Poco después Peter terminó de contar, escuché la puerta abrirse y tapé mi nariz en un intento de controlar mi respiración, escuché un par de pasos alejarse y me creí a salvo por lo que solté una gran bocanada de aire, pero de pronto el mantel se levantó y un pequeño grito escapó de mis labios haciendo reir al culpable.

-Peter- lo golpeé en el hombro reprochandole el susto.

-Lo siento- sonrió de ese modo tan suyo y no pude evitar responder del mismo modo. Avanzamos en silencio buscando a los menores y no tardamos en escuchar la voz de Lucy, doblamos en una esquina y la vimos de pie, frente a nosotros con una gran sonrisa, junto a una cortina por la cual se asomaba la cara de Ed.

-Yo…creo que no entendieron de que se trata el juego, ¿verdad?- habló mi amigo al acercarnos.

-¿No se preguntaron donde estaba?- nos cuestionó extrañada.

-Ese es el punto, de eso se trata este juego- contestó Edmund como si le explicara a un bebé.

-¿Significa que gané?- Susan nos alcanzó sonriendo.

-Lu no quiere que juguemos mas- dijo Peter a modo de respuesta.

-Estuve lejos por horas- explicó ella como si no entendiera.

-¿De que hablas?- me agaché para quedar a su altura.

-Hay un bosque en el fondo de un ropero, había nieve por todas partes y me hice amiga de un fauno, el Señor Tumnus.

-¿Dónde esta el ropero?- quise saber intrigada.

-Siganme- tomó la mano de su hermano y nos guió por los pasillos hasta un cuarto vacío de no ser por el ropero que se encontraba al fondo de este. Susan se adelantó a abrirlo y tocó un par de veces el fondo del ropero mientras Edmund revisaba la parte de atrás del mismo.

-Lucy, aquí no hay mas que el fondo del ropero- Su se veía fastidiada y yo no sabía que pensar.

-Un juego a la vez Lu, no tenemos tu imaginación- esta vez fue Peter quien habló antes de comenzar a irse junto con los otros.

-¡Pero no lo imaginé!- exclamó mi joven amiga.

-Lucy, ya basta- Susan ya se había molestado.

-Pero no estoy diciendo mentiras- estaba herida por las reacciones de sus hermanos.

-Yo te apoyo- intercedió Ed con una sonrisa adelantandose hacia la menor.

-¿En serio?- eso la había tomado por sorpresa, igual que a mi, hacía tiempo desde la última vez que la apoyó así.

-Si, te creo, yo vi un campo de fútbol en el gabinete del baño- se burló y toda sorpresa me abandonó.

-Ay Edmund, ya déjala en paz, ¿por qué siempre tienes que emperorarlo todo?- la voz de Pete comenzaba a subir de tono.

-Solo era un chiste- se defendió indignado.

-Creo que tu nunca crecerás- dijo con aires de superioridad, vi a Ed y supe que todo estaba perdido por hoy entre ellos.

-¡Déjame, tu te crees nuestro padre y no lo eres!- gritó el segundo más chico a la cara de su hermano con el rostro enrojecido por la furia antes de de irse corriendo.

-Tú si que arreglas las cosas- le recriminó la mayor de sus hermanas antes de irse detrás de Edmund.

-Pero…todo lo que dije es verdad- finalizó la pequeña implorandole a su hermano que le creyera.

-Susan tiene razón Lucy, ya basta- luego de eso se fue.

-Lucy…

-Tu si me crees, ¿verdad Lena?- rogó al borde del llanto.

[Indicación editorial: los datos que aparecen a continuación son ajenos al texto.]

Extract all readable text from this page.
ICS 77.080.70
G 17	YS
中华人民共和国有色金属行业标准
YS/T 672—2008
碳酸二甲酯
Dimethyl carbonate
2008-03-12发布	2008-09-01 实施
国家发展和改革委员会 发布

-N-no lo se Lucy…- murmuré desviando la mirada.

-Pero…tus historias.

-Solo son eso, cuentos Lu, por mas que me gustaría que fuera de otro modo.

-Pero…

-Pero quiero creerte, nunca dices mentiras, y no creo que fueras a empezar ahora- solo eso bastó para ganarme un abrazo por parte de ella, me separé y me senté en el suelo palmeando el lugar a mi lado- ahora, tienes muchas cosas que contarme señorita.

¡Hola!

Lamento no haber actualizado en mas de un año, pero la historia murió por un tiempo, me ocupé mucho, examenes de admisión, finales, proyectos y demás y no tuve cabeza para ella, solo que hace poco vi mi libro y recordé lo abandonado que había dejado esta historia y por algún milagro divino volví a tener inspiración así que espero que este nuevo capitulo este a la altura de sus expectativas y valga la pena la espera.

También trataré de no dejar que pase demasiado tiempo antes de mi siguiente actualización, pero a veces se vuelve lento ya que el punto que quiero alcanzar en la historia aun esta muy lejos y no quisiera empezar ahí porque creo que merecen una historia completa donde puedan ver desde el principio que pasa y como llegamos hasta ahí.